We are pleased to highlight the work of Round Lake Area Schools and its Director of Professional Learning and Support, Elizabeth Dampf, through this interview.

 

What has your work with the Framework for Teaching achieved overall? 
 
Our use of the Framework has helped us to develop a consistent vision across the district among all staff members about teaching practice. We share an understanding of the difference between proficiency and excellence.
 
How has implementing the Framework and working with The Danielson Group changed professional learning and teaching?
 
We have learned how to facilitate conversations to support the craft of teaching. We have paired the Framework with curriculum and instructional improvements across disciplines. We have moved from only conducting compliance-based observations to concentrating on instructional gaps and strengths.

How has it affected students?
 
We see higher student engagement with students taking more ownership of their learning. We see students monitoring their own behavior.
 
Is there a particular area that you have looked at more closely as a community through the lens of the Framework? With what results?
 
We chose “power standards” in collaboration with the staff including our bargaining unit. These four standards helped us focus on our values and to strengthen instruction, our learning culture, student engagement, and professionalism. Through a combination of initiatives, we have seen standards-based grading become student-centered, learning become more immersive and inquiry-based, and ongoing movement in a positive direction. We see learning as a process for students and teachers, realizing goals over time by being productive, expanding and transferring knowledge and skill.

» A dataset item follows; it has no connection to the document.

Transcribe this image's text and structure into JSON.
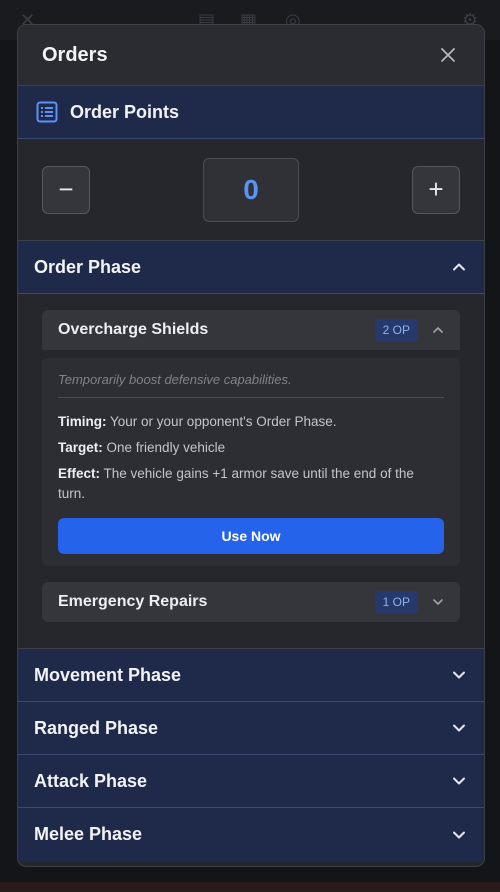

What insights have you gained about ongoing learning at all levels of teaching experience? 
 
It is important to bring together leaders from across the district, from department chairs to district level coordinators and to have the group calibrate together. This cross-sharing has changed the culture of professional learning system wide for the better. No one is working in a silo.

 

To what extent did conversations facilitated by The Danielson Group allow your teacher leaders to make the Framework relevant to their work?
 
They learned what is and isn’t quality evidence of teaching and student learning. They learned to clearly articulate the differences between levels of performance. And they gained tools to guide conversations that are sometimes sensitive between a coach and a teacher.

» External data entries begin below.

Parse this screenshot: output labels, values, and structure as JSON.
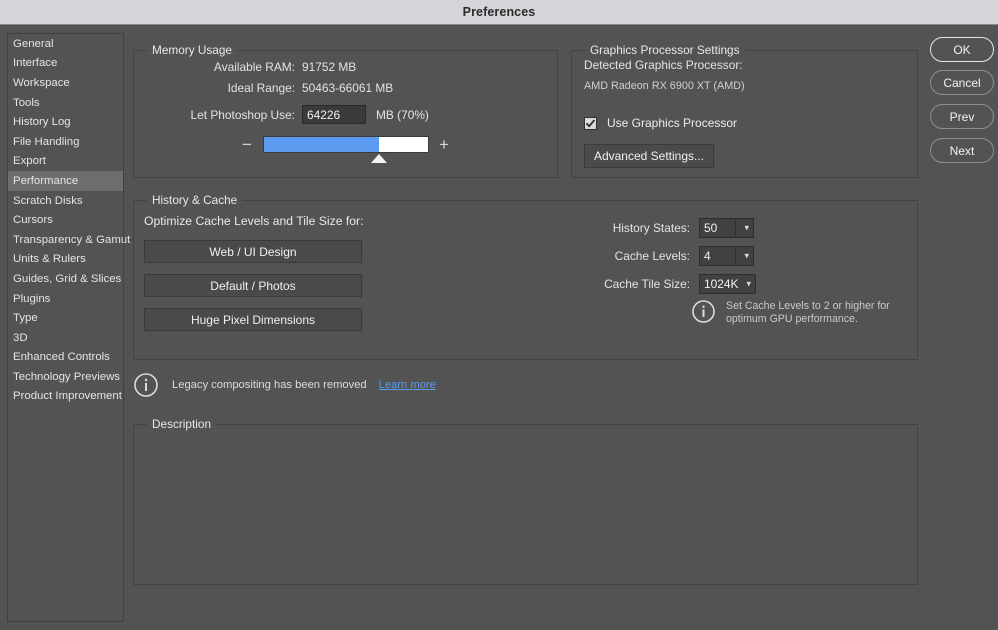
{
  "window": {
    "title": "Preferences"
  },
  "sidebar": {
    "items": [
      {
        "label": "General",
        "selected": false
      },
      {
        "label": "Interface",
        "selected": false
      },
      {
        "label": "Workspace",
        "selected": false
      },
      {
        "label": "Tools",
        "selected": false
      },
      {
        "label": "History Log",
        "selected": false
      },
      {
        "label": "File Handling",
        "selected": false
      },
      {
        "label": "Export",
        "selected": false
      },
      {
        "label": "Performance",
        "selected": true
      },
      {
        "label": "Scratch Disks",
        "selected": false
      },
      {
        "label": "Cursors",
        "selected": false
      },
      {
        "label": "Transparency & Gamut",
        "selected": false
      },
      {
        "label": "Units & Rulers",
        "selected": false
      },
      {
        "label": "Guides, Grid & Slices",
        "selected": false
      },
      {
        "label": "Plugins",
        "selected": false
      },
      {
        "label": "Type",
        "selected": false
      },
      {
        "label": "3D",
        "selected": false
      },
      {
        "label": "Enhanced Controls",
        "selected": false
      },
      {
        "label": "Technology Previews",
        "selected": false
      },
      {
        "label": "Product Improvement",
        "selected": false
      }
    ]
  },
  "memory_usage": {
    "legend": "Memory Usage",
    "available_ram_label": "Available RAM:",
    "available_ram_value": "91752 MB",
    "ideal_range_label": "Ideal Range:",
    "ideal_range_value": "50463-66061 MB",
    "let_photoshop_use_label": "Let Photoshop Use:",
    "let_photoshop_use_value": "64226",
    "let_photoshop_use_suffix": "MB (70%)",
    "slider_percent": 70,
    "slider_minus": "−",
    "slider_plus": "+",
    "fill_color": "#5b9bf0"
  },
  "graphics_processor": {
    "legend": "Graphics Processor Settings",
    "detected_label": "Detected Graphics Processor:",
    "detected_value": "AMD Radeon RX 6900 XT (AMD)",
    "use_gpu_label": "Use Graphics Processor",
    "use_gpu_checked": true,
    "advanced_settings_label": "Advanced Settings..."
  },
  "history_cache": {
    "legend": "History & Cache",
    "optimize_label": "Optimize Cache Levels and Tile Size for:",
    "preset_buttons": [
      "Web / UI Design",
      "Default / Photos",
      "Huge Pixel Dimensions"
    ],
    "selects": [
      {
        "label": "History States:",
        "value": "50",
        "width": "narrow"
      },
      {
        "label": "Cache Levels:",
        "value": "4",
        "width": "narrow"
      },
      {
        "label": "Cache Tile Size:",
        "value": "1024K",
        "width": "wide"
      }
    ],
    "note_line1": "Set Cache Levels to 2 or higher for",
    "note_line2": "optimum GPU performance."
  },
  "legacy_notice": {
    "text": "Legacy compositing has been removed",
    "link_label": "Learn more",
    "link_color": "#5b9bf0"
  },
  "description": {
    "legend": "Description",
    "body": ""
  },
  "actions": {
    "buttons": [
      {
        "label": "OK",
        "primary": true
      },
      {
        "label": "Cancel",
        "primary": false
      },
      {
        "label": "Prev",
        "primary": false
      },
      {
        "label": "Next",
        "primary": false
      }
    ]
  }
}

What do teachers say about using the Framework?
 
Teachers see its connectedness – the language gives us a bridge between leadership roles and instruction and district programs. They also know that state rules govern the evaluation of teaching. The Framework has helped alleviate anxiety about what’s looked for in observations.
 
Is there an interaction or comment you witnessed or a personal discovery that stands out in your work with the Framework?
 
In general, I have seen teachers take a more active role in observation conferences, presenting evidence and asking questions.
 
What are your future plans for using the Framework and its Common Themes?
 
We will continue to tighten how we see and talk about teaching through shared walkthroughs with a Danielson Group Advisor and on our own. This will include discipline-specific analysis of teaching videos. And we will also continue to make connections to other areas like social-emotional wellness and restorative justice.
 
What advice would you give to a school/ district/ university who is introducing the Framework as a common language and reflective tool?
 
It’s important to be prepared to answer teachers’ questions about processes and training. It is helpful to bring about a common understanding in the first year and to create an environment that allows teachers to go deeper in subsequent years and to try new instructional strategies. Having patience is key. We remain focused on the question: How can we continuously improve instruction and student achievement while honoring what teachers are doing already?